Humans, in common with all other life on earth, have never changed their breeding strategy. They have as many children as they think they can raise to adulthood within the niche-space they occupy at the time. It's natural, it's Nature -- and with all other species, it works pretty well.
But human beings, uniquely, learned to expand their niche-space beyond all other species. We long ago left behind the basics of food, water and a lair. Now we not only live in every region except the poles but we include a home of our own, fashionable clothing and electronic gadgets among our needs -- if not as necessities, then as aspirations.
We now not only have as many children as we think we can afford in our niche-space, massively increasing demand on resources year on year on year -- but we are now occupied in trying to escape death for longer and longer, in trying to ensure that infertile couples can have children too, and in preserving the lives of those who would have naturally died young. It is ruinous to our societies and the planet.
I first read Colinvaux's 'Fate of Nations' over 20 years ago. It lit up my head then, and it does now.
The book is fascinating. Not cheerful -- in fact, rather depressing -- but clarifying. Clarity often is depressing.
'Fate of Nations' is particuarly uncheering for a left-winger like me; but it's hard to deny the truth behind it. The theory doesn't aim to justify war, cruelty, infanticide and so forth. It isn't trying to make people who have children or want to live longer feel guilty -- after all, these perfectly natural desires are so much a part of us, how could we avoid them?
The book simply makes clear the pattern that underlies it all.
In short, a great book if you want to think. But not if you want to sleep easy.
And I'd be interested to know what other History Girls think of the theory. Do you find it convincing, over-ambitious, old hat -- or 'other'?

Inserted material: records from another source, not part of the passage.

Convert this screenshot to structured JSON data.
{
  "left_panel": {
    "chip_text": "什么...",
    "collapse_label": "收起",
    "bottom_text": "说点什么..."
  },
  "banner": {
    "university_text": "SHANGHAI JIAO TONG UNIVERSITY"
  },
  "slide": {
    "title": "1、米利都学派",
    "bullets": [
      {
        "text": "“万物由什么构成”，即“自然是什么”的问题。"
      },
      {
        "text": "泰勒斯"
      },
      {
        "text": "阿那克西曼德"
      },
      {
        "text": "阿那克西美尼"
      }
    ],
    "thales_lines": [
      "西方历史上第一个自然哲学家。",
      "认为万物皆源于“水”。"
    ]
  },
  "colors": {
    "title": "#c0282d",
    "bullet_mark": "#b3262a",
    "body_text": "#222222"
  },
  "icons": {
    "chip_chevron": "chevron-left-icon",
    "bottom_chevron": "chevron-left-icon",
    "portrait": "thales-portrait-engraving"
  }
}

This is a post from one of our Reserve History Girls and we are very grateful to Susan Price for it. Janie Hampton will be back next month.
Susan Price won
4 comments:
A very interesting post, pertinent and with plenty of food for thought. I agree with it to a large degree, but I would question the
"Humans, in common with all other life on earth, have never changed their breeding strategy. They have as many children as they think they can raise to adulthood within the niche-space they occupy at the time."

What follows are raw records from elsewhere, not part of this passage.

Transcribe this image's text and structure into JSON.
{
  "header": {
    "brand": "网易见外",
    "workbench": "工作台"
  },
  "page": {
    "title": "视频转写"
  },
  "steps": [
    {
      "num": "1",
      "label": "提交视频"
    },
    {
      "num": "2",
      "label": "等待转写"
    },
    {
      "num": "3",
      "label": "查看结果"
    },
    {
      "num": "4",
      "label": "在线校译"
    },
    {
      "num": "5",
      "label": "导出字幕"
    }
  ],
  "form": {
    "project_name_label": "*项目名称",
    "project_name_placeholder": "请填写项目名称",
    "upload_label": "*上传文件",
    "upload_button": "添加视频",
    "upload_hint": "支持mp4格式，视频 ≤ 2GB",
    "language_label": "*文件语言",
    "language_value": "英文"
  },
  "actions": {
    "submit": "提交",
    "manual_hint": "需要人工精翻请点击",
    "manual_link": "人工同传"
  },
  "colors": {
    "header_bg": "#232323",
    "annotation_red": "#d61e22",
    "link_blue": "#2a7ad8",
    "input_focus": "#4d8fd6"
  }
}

Now we have just about foolproof contraception, I think it is something that has to enter the equation. I recall reading a Victorian idea that the wealthier classes needed to produce lots of children in order to keep up the country's intelligence quotient (!!!) so that the land wouldn't be overrun by the less gifted minds lower down the food chain. In some countries of the world now, the younger side of the population is choosing to have smaller families, starting later, or even not having families at all. I guess populations without such lifestyles might move into the gap, but I do think that the trend of some populations choosing to have offspring later or not at all, needs to be brought into the book and the theories updated and explored in that sense.
Good point, Elizabeth, though I wonder if I've represented Colinvaux's theory fairly. He does say that the breeding strategy dictates 'as many children as it's thought possible to rear.' And he points out that as the aspirations parents have for children rise, so the birth-rate falls because the cost of providing for each of those children rises sharply. -- But each of those children make far greater demands on resources. So, from an ecological point of view, the effect is much the same.
Fascinating post, Sue! Much food for thought. Thank you.
An interesting post. I am not quite sure how the current mass migrations of poor people from Asia and Africa to Europe fits in with this theory. Do you think Labour's more generous immigration policy may have shrunk the niche-space of the poor, rather than then the rich, leading to them voting Conservative and for Brexit?